If you were a rigid metal pole welded to the floor of the bus, there would be no bending / lag of the upper section of the pole moving forward as the bus moves forward; it would all accelerate together with the bus.
So this clearly has something to do with the "floppiness" of people. Therefore let's consider an extreme case.
Imagine an ice block on the floor of the bus. As the bus moves off, the ice block would not move with the bus, but it would instead, to an observer on the bus, appear to slide to the rear.
If the bus had no windows, someone on the bus could make the honest observation of some kind of "backwards force", as you put it, that accelerates the block to the back of the bus.
As a matter of fact, it is clear from an observer on the pavement that the block is in fact remaining completely stationary relative to the road. You can almost imagine it floating in mid air and the bus just moving away from underneath it.
So in this case, due to the lack of friction between the floor of the bus and the ice block, the block does not even notice the bus moving off.
The same thing happens to the upper half of a person's body. Their feat can be considered to be like a rigid metal pole welded to the floor - firmly held in place by a strong friction force. But as you move up the body, this frictional force is transmitted less and less between vertebrae and other bones. By the time we consider our head, it is very weakly supported - just the muscles in our neck.
So it is clear that the further up our body we go, the more our body behaves more like the ice cube. That is to say that it is not being "pushed backwards" by the bus, but merely remaining more and more fixed in place relative to the road.

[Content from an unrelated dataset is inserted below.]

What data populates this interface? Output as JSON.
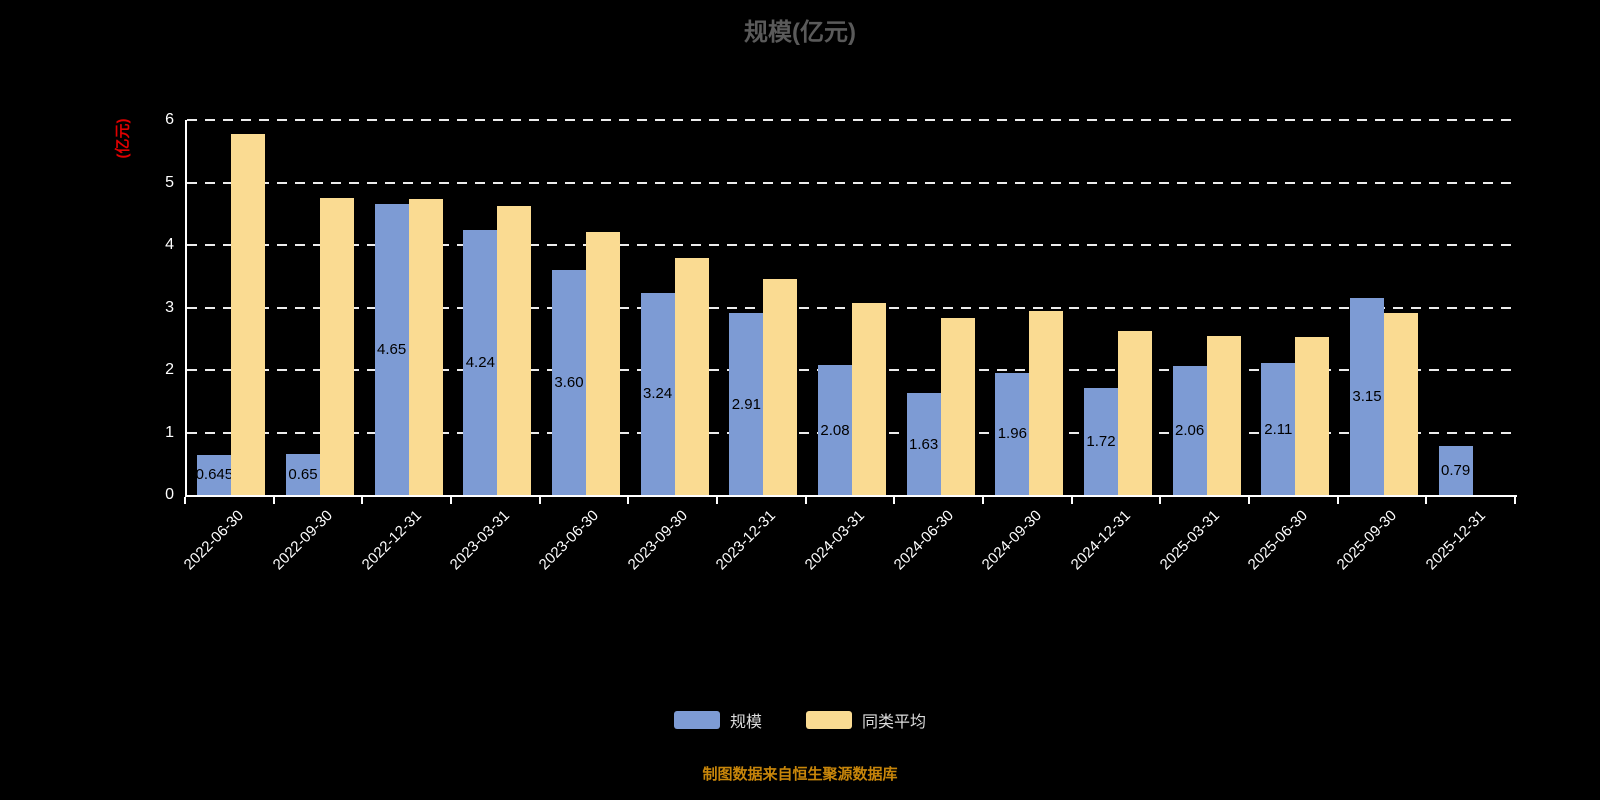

Of course, we are not just a pile of bones - our muscles are trying their hardest to keep our head and arms above our feat and not lag behind, so to speak. It is now clear why we subconsciously step back, and why people get whiplash. We step back to try and help our muscles - give them more of a structure to push off and keep our hips moving forward with the bus, and people get whiplash when the muscles in the neck aren't strong enough to keep our wobbly head moving along with the rest of our body - the head stays still and our body is jerked forwards/backwards. Note that the head is not experiencing a force when someone gets whiplash, it is experiencing an absence of a force as the person's body gets pulled along by the bus / car in a harsh period of acceleration.